In Which I Do Not Write a Hed to Avoid a News Pun
I went to the newly reopened Newseum--which The Washington Post called "an overpriced monument to journalistic self-glorification"--on Sunday. (Some have suggested it is an overpriced tombstone for journalism.)
At $450 million, "overpriced" is probably an understatement, though the group I went with (a bunch of journalism dorks like myself) was thoroughly impressed. (Souvenir favorites of the group were items with the phrase, "Not tonight dear ... I'm on deadline.")
Though, I would note that while there were computer games that enabled visitors to try their hand at being a reporter and a photographer (which my cohorts were unsurprisingly very good at), there was no corresponding game for copy editors.
The only nod to copy, we discovered, and my favorite part of the museum (OK, not really, but...) was in the bathroom. There, on the walls were tiles with corrections and headline gaffes ("University Revokes Doctorate in Plagiarism" "Driveway Floods After Man Bursts").

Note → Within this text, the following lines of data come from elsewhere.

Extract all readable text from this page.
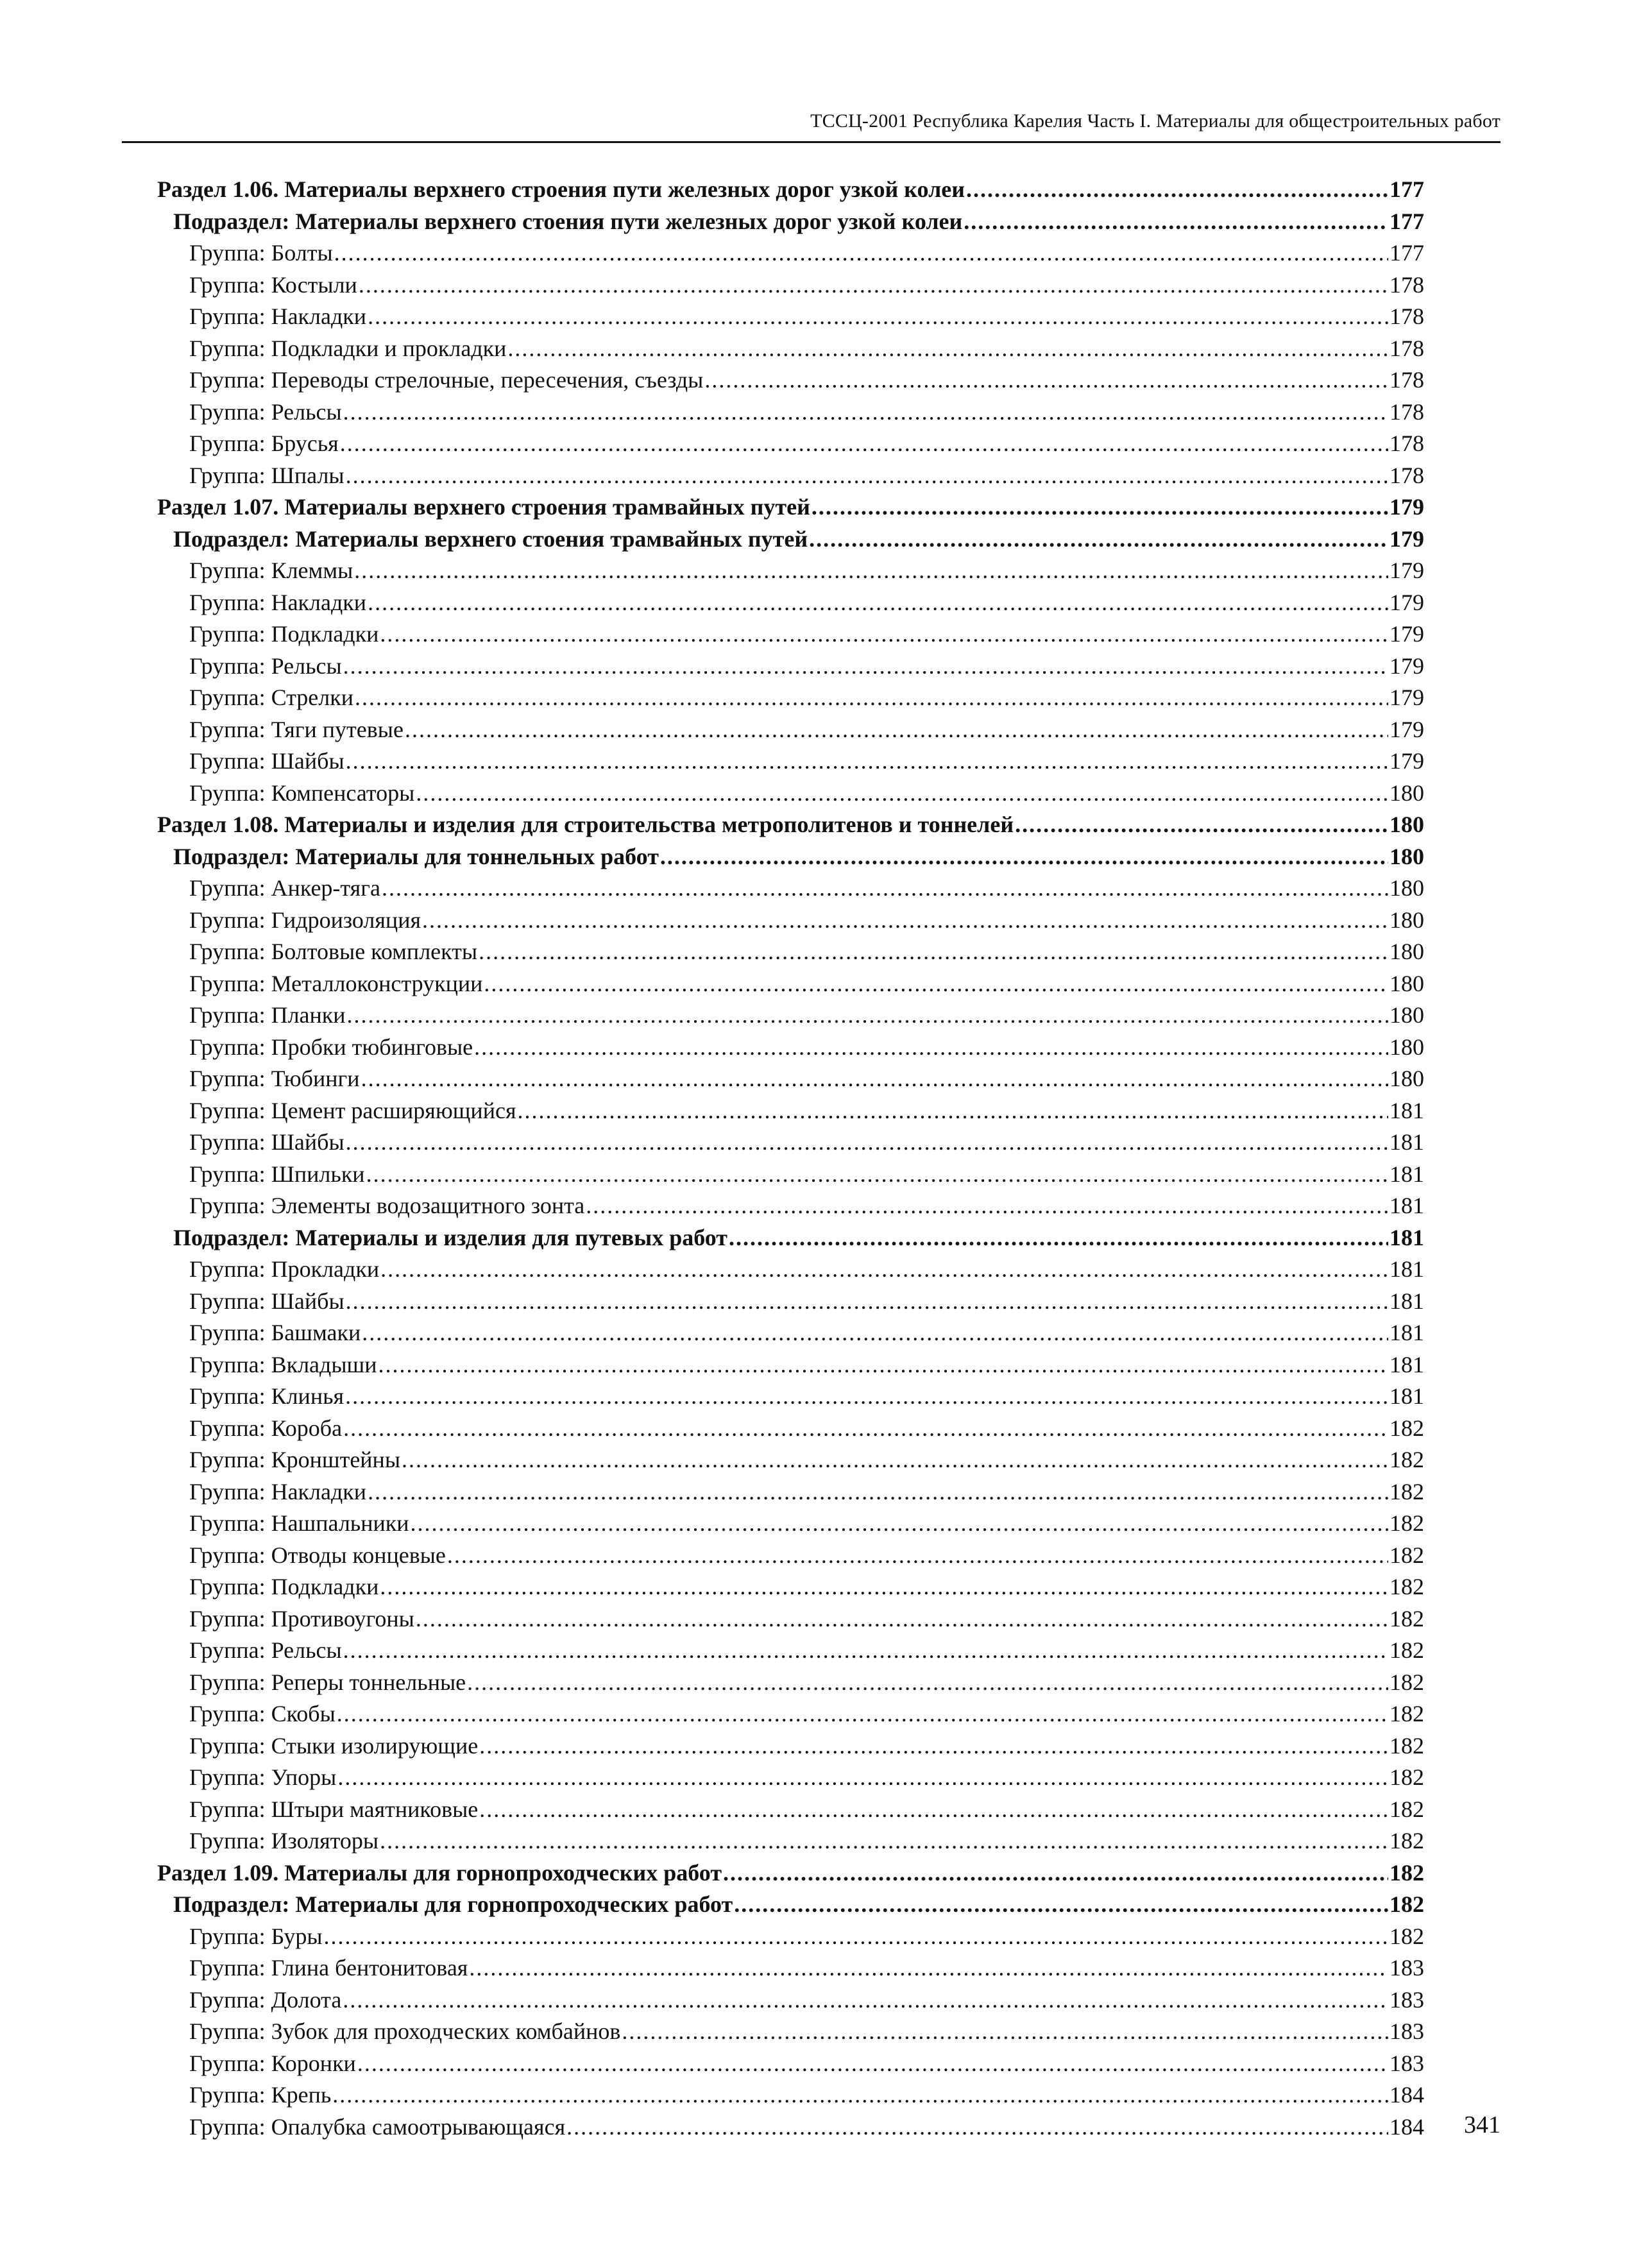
ТССЦ-2001 Республика Карелия Часть I. Материалы для общестроительных работ
Раздел 1.06. Материалы верхнего строения пути железных дорог узкой колеи .....	177
Подраздел: Материалы верхнего стоения пути железных дорог узкой колеи .....	177
Группа: Болты .....	177
Группа: Костыли .....	178
Группа: Накладки .....	178
Группа: Подкладки и прокладки .....	178
Группа: Переводы стрелочные, пересечения, съезды .....	178
Группа: Рельсы .....	178
Группа: Брусья .....	178
Группа: Шпалы .....	178
Раздел 1.07. Материалы верхнего строения трамвайных путей .....	179
Подраздел: Материалы верхнего стоения трамвайных путей .....	179
Группа: Клеммы .....	179
Группа: Накладки .....	179
Группа: Подкладки .....	179
Группа: Рельсы .....	179
Группа: Стрелки .....	179
Группа: Тяги путевые .....	179
Группа: Шайбы .....	179
Группа: Компенсаторы .....	180
Раздел 1.08. Материалы и изделия для строительства метрополитенов и тоннелей .....	180
Подраздел: Материалы для тоннельных работ .....	180
Группа: Анкер-тяга .....	180
Группа: Гидроизоляция .....	180
Группа: Болтовые комплекты .....	180
Группа: Металлоконструкции .....	180
Группа: Планки .....	180
Группа: Пробки тюбинговые .....	180
Группа: Тюбинги .....	180
Группа: Цемент расширяющийся .....	181
Группа: Шайбы .....	181
Группа: Шпильки .....	181
Группа: Элементы водозащитного зонта .....	181
Подраздел: Материалы и изделия для путевых работ .....	181
Группа: Прокладки .....	181
Группа: Шайбы .....	181
Группа: Башмаки .....	181
Группа: Вкладыши .....	181
Группа: Клинья .....	181
Группа: Короба .....	182
Группа: Кронштейны .....	182
Группа: Накладки .....	182
Группа: Нашпальники .....	182
Группа: Отводы концевые .....	182
Группа: Подкладки .....	182
Группа: Противоугоны .....	182
Группа: Рельсы .....	182
Группа: Реперы тоннельные .....	182
Группа: Скобы .....	182
Группа: Стыки изолирующие .....	182
Группа: Упоры .....	182
Группа: Штыри маятниковые .....	182
Группа: Изоляторы .....	182
Раздел 1.09. Материалы для горнопроходческих работ .....	182
Подраздел: Материалы для горнопроходческих работ .....	182
Группа: Буры .....	182
Группа: Глина бентонитовая .....	183
Группа: Долота .....	183
Группа: Зубок для проходческих комбайнов .....	183
Группа: Коронки .....	183
Группа: Крепь .....	184
Группа: Опалубка самоотрывающаяся .....	184 341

When I worked at my school newspaper, I hung the corrections we published on a narrow strip of wall in the newsroom. It was my wall of shame. The Newseum bathrooms, though, had me wondering if I would have been better served by putting those corrections in the bathroom.
I think that Howard Kurtz of The Washington Post is right, though, that the museum "is actually a history museum disguised as a media retrospective." But, then again, if you believe Phil Graham (former publisher of that newspaper), "news is the first rough draft of history."